A somewhat worn, pastel green cloth covers the old, thick oak table at which we sit. The family gathers here for dinner every night. This is where the children did their homework. Although we are here on business, I am struck by the sense that our tasting feels less like a meeting, and more like a casual afternoon stop at a friends home for a glass of wine and conversation.
Michael has made our second appointment at Agrapart. Located in Avize, which is also classified as a Grand Cru village, this producer provides an excellent counterpoint to Coutier. Here, Chardonnay dominates the blends. The wines are typically crisp, clean and mineral-driven. Pascal Agrapart waves us into the barrel room. His eyes shine, and deep creases form around them when he smiles, which he does quite often. Wine thief and glass in hand, he scales a stack of barriques to retrieve a sample for us, descends, and pours. The unfinished Chardonnay sears the corners of my mouth, and I wince. Pascal chuckles and shakes his head. This is my first taste of Champagne base wine. For the amateur, these wines seem impossible to read beyond their bracing acidity and gripping minerality. I am in awe of experienced vignerons like Pascal, who develop a nuanced understanding of how these wines, with time, will yield a complex, delicate and elegant bubbly.
I sense a mischievous streak in Pascals personality. Feeling a bit provocative, I ask his opinion of the Syndicats recent expansion of the Champagne AOC. His brow furrows, and his posture shifts from relaxed to defiant. Ive touched a nerve. He explains that enlarging the approved vineyard region undermines the efforts of producers like him, who aim to create terroir-driven wines. The majority of Champagne is a brand-driven product, churned out in massive volumes and blended across both vintage and village to achieve innocuous consistency from bottle to bottle. Pascal crafts wines that speak to particular plots and specific years. The names of his bottlings reflect his ethos: Terroirs, Les Sept Crus, and Minérals
He also believes that all Champagne should eventually be vintage-dated. In a boldly experimental move, he recently replanted a vineyard with a number of the regions historic, lost varieties: Pinot Meslier, Arban and Pinot Blanc. Alongside the usual Chardonnay, Pinot Noir and Pinot Meunier, these grapes, he hopes, will yield a field blend that more aptly expresses the distinct character of the site. (He will pick all of the varieties at the same time, vinify them together, and offer only vintage bottlings.) Of course, the Syndicat does not approve of these varieties, and has denied Pascal the right to label this wine Grand Cru, even though the vineyard is so classified. I admire his willingness to sacrifice status for the sake of transparency. Yet, I must also point out that his decision may make this wine more difficult to sell at the price that its quality otherwise demands. He shrugs, raises his palms, and scoffs, I dont care!

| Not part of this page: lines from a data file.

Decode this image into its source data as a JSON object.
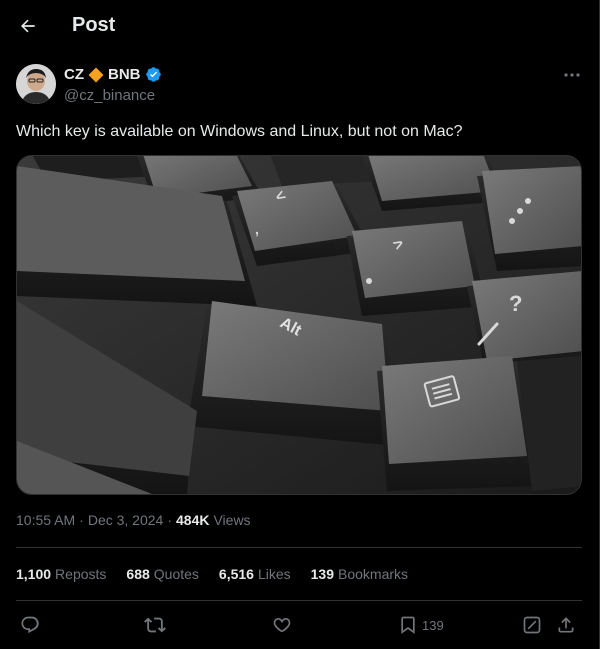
{
  "header": {
    "title": "Post"
  },
  "author": {
    "name": "CZ",
    "name_suffix": "BNB",
    "handle": "@cz_binance"
  },
  "post": {
    "text": "Which key is available on Windows and Linux, but not on Mac?",
    "time": "10:55 AM",
    "date": "Dec 3, 2024",
    "views_count": "484K",
    "views_label": "Views"
  },
  "stats": [
    {
      "count": "1,100",
      "label": "Reposts"
    },
    {
      "count": "688",
      "label": "Quotes"
    },
    {
      "count": "6,516",
      "label": "Likes"
    },
    {
      "count": "139",
      "label": "Bookmarks"
    }
  ],
  "actions": {
    "bookmark_count": "139"
  },
  "media": {
    "keys": [
      "Alt"
    ]
  },
  "colors": {
    "background": "#000000",
    "text_primary": "#e7e9ea",
    "text_secondary": "#71767b",
    "verified_blue": "#1d9bf0",
    "bnb_orange": "#f3a11f",
    "divider": "#2f3336"
  }
}
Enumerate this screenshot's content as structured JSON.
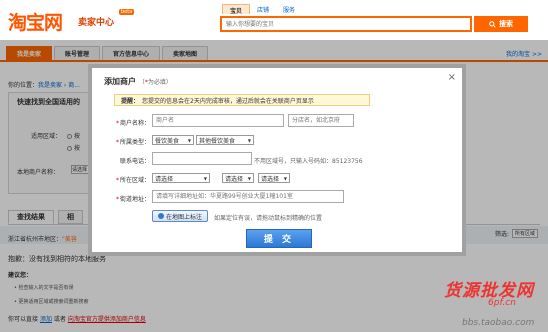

To reward us for surviving countless more tank and barrel samples, Pascal brings our visit to a close with a bottle of 1988 Agrapart. Although twenty years old, the wine stuns us with freshness and precision. This is the first vintage of Agrapart that Michael imported to the U.S. The four of us finish the bottle, and head to dinner at a hotel bistro in Epernay. A meal of braised pork cheeks in heavy sauce caps the evening. The unnamed vin de table served alongside expresses intense, yet simple red fruit, and almost sweet cocoa flavors. This international style seems soulless and clumsy after our intimate and inspiring afternoon with Natalie and Pascal.